MALVEAUX: A frightening moment for a Russian firefighter. He was trying to reach people inside a burning building when a chunk of snow fell from the roof, almost knocking him off the ladder. You see it there. He managed to hang on until another firefighter helped him up. Well, we are happy to report the firefighters went on to rescue a child trapped inside that building and authorities say everybody got out OK.

And the Mona Lisa went on an outer space trip.
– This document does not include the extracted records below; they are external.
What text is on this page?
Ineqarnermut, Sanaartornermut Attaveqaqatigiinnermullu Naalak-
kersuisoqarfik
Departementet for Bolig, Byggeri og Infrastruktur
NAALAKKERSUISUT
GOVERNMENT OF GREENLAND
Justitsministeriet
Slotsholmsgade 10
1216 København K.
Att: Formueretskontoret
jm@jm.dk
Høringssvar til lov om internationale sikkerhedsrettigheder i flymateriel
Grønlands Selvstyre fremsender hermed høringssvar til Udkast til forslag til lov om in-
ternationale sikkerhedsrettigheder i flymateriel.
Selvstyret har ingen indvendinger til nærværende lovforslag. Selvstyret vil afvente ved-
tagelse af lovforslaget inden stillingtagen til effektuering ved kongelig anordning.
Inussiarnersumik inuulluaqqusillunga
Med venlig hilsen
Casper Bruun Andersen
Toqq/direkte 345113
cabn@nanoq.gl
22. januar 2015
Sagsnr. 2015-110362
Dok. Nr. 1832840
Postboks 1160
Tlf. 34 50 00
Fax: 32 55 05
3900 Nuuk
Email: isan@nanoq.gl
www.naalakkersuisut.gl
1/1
Yes, that's right. Achieving a scientific first. NASA sent a laser beam of the iconic painting 240,000 miles into space. It was picked up by a manmade satellite orbiting the moon. By using lasers, NASA says it's on the verge of speeding up all data delivery around the solar system.

Two fishermen in Australia had a very close encounter with a great white. Watch this.

(BEGIN VIDEO CLIP)

UNIDENTIFIED MALE: Oh, my God. He's standing to get a bit more --

UNIDENTIFIED MALE: Yes, that was -- that was close. UNIDENTIFIED MALE: Can we start the engine --

UNIDENTIFIED MALE: Yes.

UNIDENTIFIED MALE: And just have that running.

(END VIDEO CLIP)

MALVEAUX: Thirteen-foot shark nudged the small fishing boat off Victoria's southwest coast. Well, the men were actually out fishing for smaller sharks just a mile off shore when the great white put his nose on the engine. The shark circled their boat for 40 minutes. And if you're wondering what the fishermen decided to do about it. Well, they simply powered up the motor, took off when they'd had enough.